Piperidine 3.3 g (39 mmol) was added dropwise at room temperature to stirred mixture of 1 g (32 mmol) of white phosphorus, 2.1 g (64.6 mmol) of sulfur, and 2.5 g (33 mmol) of 1,3-propanediol in CH3CN (8 mL). The mixture was stirred during at 75--80°C 10 h (complete conversion of P4). Evaporation the resulting dark yellow solution and addition of Et2O to the solution gave beige solid. The crystals were filtered off, washed with cooling CH3CN (2 ml), Et2O (3×5 ml) and dried under vacuum. Yield of 1,2,3,4-tetrathio-1,2,3,4-tetrathioxotetraphosphetane tetrakis(piperidinium) salt 2c 2.6 g (45%), pale yellow solid. Physical, analytical, and spectral data for 2c was given in previous publications.9 The solution after filtration of salt 2c was then evaporated under reduced pressure to give red oil. Salt 1c was purified by column chromatography on silica gel. Yield of salt of O,O'-propylenedithiophosphoric acid with piperidine 1c 0.4 g, pale yellow oil. 1H NMR (CD3OD, δ): 1.35 (m, 2H, OCH2CH2), 1.87 (m, 6H, NCH2(CH2)3), 3.2 (m, 4H, CH2NCH2), 4.0 (m, 4H, CH2O); 31P NMR (CD3CN, δ): 112. IR spectrum (KBr), ν, cm−1: 2700, 2469 (HN+), 1060 P-O-C, 655 (P = S). Anal. Calcd for C8H22NO2PS2 (255): C 37.65; H 8.63; N 5.49; P 12.16; S 25.09. Found: C 37.25; H 8.28; N 5.61; P 12.45; S 25.55.
Inoculated Yeast Mold (YM) media with Candida albicans (ATCC 26555) and incubated for cells to grow for 18 hours at 37°C. Cells were thereafter diluted 1:20ml with YM media. Three rows of cells were placed in a 48 well plate for treatment with each drug. Solutions of 2c in DMSO and 2c in DMF had starting concentration at 100uM. Final solvent concentration did not exceed 5%. Each row of target cells was prepared for a two-fold serial dilution by placing 1ml of diluted cells in the first column and 0.5ml for the remaining dilution-series wells. Drug is added in each of the 1ml wells in the first column and mixed thoroughly by pipetting. Then 0.5ml is withdrawn from the 1ml drug-treated well and added to the next 0.5 ml well to generate a drugdilution series while keeping the cell concentration the same in each well.
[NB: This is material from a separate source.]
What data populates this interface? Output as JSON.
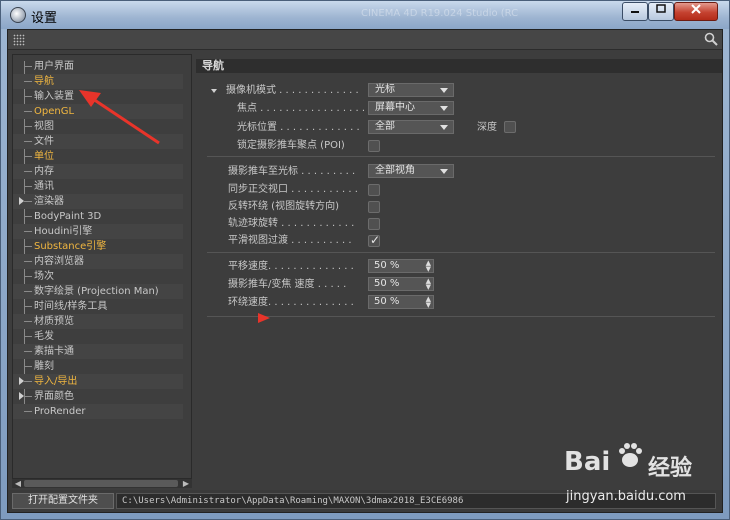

Controls for this experiment included: a positive growth control (no drug added; ensures unobstructed growth of Candida and provides an untreated baseline); a negative growth control (cells treated with Amphotericin B 10ug/ml to ensure full killing and provide a no-growth/viability baseline); and DMSO and DMF solvent control (to observe/document any toxicity of the solvents against Candida). Colorimetric MTT assay17 was used to evaluate cell viability.
The financial support from the Russian Foundation for the Basic Researches (№ 12-03-00479) and National Institute of General Medical Sciences (P20GM103451) are gratefully acknowledged. Also S.R., L.F., and A.S. acknowledge New Mexico Tech Presidential Research Support.